Sa connotation austère, de soumission sociale, ne vous gêne-t-elle pas ?
A vrai dire, c’est au fur et à mesure des rencontres sur différents salons que j’ai pris conscience de ces connotations. Au départ, je n’y ai vu que l’aspect esthétique. Pour ma part, je vais totalement dans le sens de Paul Poiret, puis Coco Chanel, annonçant les pins up des années 1950, dont je suis fan. J’aime jouer sur les formes et les matières pour retranscrire cet univers sexy sans être vulgaire, provocant mais jamais trop, et surtout plein d’humour.

Comment porte-t-on le corset aujourd’hui ?
Comme un top à même la peau, pour un mariage ou une cérémonie, mais aussi au quotidien, en accessoire par-dessus un pull ou une tunique. On peut lui donner le style qu’on veut : princesse avec des petites fanfreluches en dentelle, sportswear avec du jeans, rétro en toile de Jouy, cabaret avec des paillettes plaquées sur le textile, ou gothique.

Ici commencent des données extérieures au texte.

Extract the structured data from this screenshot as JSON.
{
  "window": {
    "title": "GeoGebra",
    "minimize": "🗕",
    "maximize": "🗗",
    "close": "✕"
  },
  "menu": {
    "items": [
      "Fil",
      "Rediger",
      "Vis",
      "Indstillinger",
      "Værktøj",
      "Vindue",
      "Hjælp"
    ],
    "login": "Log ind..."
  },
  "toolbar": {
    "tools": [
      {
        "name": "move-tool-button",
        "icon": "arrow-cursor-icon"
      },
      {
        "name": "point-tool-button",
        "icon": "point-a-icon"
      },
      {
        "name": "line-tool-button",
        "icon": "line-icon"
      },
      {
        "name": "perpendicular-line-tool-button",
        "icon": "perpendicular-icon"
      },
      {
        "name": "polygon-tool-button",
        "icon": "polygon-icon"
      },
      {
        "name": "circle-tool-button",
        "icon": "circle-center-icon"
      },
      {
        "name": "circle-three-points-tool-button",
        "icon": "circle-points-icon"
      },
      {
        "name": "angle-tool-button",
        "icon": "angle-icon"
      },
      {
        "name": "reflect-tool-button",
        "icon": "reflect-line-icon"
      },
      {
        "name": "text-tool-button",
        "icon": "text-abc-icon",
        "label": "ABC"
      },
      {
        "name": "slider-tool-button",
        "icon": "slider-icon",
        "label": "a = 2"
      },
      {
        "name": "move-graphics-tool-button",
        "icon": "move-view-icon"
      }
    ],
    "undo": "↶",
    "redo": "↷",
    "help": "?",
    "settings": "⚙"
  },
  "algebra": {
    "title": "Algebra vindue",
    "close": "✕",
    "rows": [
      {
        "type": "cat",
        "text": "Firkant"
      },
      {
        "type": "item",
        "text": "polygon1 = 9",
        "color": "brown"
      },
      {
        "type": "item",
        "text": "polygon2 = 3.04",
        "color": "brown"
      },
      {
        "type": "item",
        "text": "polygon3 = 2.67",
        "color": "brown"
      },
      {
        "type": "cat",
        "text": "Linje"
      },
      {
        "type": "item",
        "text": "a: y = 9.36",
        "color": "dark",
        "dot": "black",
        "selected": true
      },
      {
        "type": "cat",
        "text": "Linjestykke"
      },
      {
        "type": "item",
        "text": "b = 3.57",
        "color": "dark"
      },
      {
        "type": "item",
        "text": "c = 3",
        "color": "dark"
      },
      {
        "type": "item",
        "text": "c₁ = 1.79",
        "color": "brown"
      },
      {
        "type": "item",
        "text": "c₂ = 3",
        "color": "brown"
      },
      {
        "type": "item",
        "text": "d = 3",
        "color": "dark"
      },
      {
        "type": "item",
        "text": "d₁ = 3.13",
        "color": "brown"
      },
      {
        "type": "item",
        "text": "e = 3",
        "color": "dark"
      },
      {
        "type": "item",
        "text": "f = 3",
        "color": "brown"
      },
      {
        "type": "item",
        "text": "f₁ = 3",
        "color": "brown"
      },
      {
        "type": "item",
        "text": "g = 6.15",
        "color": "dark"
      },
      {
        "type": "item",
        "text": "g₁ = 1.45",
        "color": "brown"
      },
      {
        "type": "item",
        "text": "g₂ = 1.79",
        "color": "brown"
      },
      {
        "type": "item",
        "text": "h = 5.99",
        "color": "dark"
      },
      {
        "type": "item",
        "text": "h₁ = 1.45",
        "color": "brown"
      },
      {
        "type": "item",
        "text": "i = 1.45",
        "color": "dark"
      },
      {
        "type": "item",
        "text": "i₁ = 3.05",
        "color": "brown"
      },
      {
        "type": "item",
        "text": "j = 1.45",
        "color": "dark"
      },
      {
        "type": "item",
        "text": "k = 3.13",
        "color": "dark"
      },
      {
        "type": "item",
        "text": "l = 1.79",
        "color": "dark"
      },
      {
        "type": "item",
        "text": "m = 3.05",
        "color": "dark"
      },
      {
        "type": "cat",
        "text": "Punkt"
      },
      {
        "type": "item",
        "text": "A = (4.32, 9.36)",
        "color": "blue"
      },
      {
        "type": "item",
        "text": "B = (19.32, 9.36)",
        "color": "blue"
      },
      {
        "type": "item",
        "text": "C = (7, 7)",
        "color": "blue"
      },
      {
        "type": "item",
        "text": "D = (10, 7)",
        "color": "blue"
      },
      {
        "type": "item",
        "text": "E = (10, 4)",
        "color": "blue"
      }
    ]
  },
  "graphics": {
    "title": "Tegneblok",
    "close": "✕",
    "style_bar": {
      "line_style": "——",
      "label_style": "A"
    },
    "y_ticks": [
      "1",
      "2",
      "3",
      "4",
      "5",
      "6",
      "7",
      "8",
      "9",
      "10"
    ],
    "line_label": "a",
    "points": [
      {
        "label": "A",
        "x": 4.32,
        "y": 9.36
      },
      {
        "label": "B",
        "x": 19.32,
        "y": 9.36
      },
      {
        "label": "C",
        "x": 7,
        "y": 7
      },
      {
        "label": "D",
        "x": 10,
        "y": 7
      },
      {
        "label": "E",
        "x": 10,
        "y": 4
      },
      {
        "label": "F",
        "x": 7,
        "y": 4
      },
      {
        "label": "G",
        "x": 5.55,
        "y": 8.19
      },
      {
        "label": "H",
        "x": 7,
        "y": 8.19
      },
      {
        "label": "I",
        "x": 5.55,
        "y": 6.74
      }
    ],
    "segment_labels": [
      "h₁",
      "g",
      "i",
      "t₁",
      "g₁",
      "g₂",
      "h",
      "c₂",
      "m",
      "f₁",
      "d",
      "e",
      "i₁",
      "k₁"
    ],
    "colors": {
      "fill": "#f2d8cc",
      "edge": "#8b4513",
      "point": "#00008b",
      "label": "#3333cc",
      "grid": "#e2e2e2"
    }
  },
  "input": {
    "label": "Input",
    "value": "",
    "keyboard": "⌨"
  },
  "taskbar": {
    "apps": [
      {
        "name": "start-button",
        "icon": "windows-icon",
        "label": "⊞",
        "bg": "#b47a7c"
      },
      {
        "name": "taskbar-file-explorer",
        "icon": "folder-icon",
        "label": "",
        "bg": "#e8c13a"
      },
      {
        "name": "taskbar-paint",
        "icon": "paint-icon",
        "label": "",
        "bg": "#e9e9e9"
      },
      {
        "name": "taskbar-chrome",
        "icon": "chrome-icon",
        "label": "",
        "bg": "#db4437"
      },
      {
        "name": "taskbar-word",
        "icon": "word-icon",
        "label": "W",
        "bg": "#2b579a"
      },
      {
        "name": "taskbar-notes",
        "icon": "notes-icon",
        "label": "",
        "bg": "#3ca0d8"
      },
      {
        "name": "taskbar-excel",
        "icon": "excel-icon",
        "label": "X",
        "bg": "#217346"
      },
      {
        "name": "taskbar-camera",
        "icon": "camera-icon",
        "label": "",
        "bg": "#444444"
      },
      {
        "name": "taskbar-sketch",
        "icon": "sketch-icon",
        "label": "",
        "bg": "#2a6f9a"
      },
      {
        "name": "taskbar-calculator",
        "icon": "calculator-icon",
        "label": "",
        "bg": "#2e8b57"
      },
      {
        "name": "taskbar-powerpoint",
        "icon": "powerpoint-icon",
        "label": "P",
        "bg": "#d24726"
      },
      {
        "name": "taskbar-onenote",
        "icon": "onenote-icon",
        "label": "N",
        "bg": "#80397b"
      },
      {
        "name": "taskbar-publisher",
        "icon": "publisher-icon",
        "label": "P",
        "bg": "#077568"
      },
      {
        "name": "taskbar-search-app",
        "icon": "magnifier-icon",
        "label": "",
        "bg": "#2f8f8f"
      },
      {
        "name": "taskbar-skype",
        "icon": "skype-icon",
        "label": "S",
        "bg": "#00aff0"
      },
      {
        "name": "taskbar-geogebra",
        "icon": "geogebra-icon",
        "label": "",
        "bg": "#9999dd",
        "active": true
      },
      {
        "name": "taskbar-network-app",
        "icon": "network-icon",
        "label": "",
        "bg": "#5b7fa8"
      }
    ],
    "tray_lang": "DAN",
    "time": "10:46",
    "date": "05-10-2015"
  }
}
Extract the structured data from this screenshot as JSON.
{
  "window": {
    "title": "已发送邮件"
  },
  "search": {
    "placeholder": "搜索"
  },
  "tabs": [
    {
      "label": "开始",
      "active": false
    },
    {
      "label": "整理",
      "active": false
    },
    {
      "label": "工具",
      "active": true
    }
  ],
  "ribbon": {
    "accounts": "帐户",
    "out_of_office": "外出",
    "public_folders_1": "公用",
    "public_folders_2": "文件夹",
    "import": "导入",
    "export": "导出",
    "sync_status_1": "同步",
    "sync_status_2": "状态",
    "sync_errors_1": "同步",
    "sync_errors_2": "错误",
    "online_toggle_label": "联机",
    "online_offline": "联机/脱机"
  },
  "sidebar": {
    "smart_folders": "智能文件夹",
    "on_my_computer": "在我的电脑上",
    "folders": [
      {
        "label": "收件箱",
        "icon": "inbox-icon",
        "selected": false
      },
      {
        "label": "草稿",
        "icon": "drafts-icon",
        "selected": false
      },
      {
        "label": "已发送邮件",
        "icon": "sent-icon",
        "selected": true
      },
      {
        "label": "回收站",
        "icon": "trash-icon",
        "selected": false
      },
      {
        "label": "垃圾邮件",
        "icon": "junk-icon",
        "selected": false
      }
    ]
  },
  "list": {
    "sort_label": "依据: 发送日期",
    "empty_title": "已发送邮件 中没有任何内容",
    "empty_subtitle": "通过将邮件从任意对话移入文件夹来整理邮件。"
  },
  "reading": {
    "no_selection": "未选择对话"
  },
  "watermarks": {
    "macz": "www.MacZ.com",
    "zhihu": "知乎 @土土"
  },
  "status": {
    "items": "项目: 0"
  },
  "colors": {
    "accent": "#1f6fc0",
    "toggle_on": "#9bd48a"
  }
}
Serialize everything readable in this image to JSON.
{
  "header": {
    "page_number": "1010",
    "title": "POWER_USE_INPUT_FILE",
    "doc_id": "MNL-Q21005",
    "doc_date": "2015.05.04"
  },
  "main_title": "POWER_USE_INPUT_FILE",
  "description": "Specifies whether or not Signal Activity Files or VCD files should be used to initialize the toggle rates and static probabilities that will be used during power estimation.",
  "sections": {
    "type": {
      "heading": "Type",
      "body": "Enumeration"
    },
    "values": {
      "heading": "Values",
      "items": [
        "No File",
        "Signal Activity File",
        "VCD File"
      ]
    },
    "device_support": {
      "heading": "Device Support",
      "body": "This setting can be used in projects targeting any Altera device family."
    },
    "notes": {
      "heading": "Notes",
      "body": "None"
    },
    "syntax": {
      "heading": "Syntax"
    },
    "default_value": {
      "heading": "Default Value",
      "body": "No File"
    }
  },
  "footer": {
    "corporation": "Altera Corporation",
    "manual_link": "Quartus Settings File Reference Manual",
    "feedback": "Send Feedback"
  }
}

Un modèle identique en latex ou en liberty ne donnera pas la même impression …

Qui sont vos clientes ?
Elles ont entre 20 et 58 ans, de tous types de corpulence. J’ai beaucoup de danseuses, mais aussi des femmes qui souhaitent cacher leur petit ventre après une grossesse. J’essaie de rester sur des tarifs allant de 50 à 195 euros pour des pièces de ma collection (serre-tailles, ceintures corsetées, corsets) et à partir de 200 euros pour du sur-mesure (corsets, ensembles mariages… tout est possible !).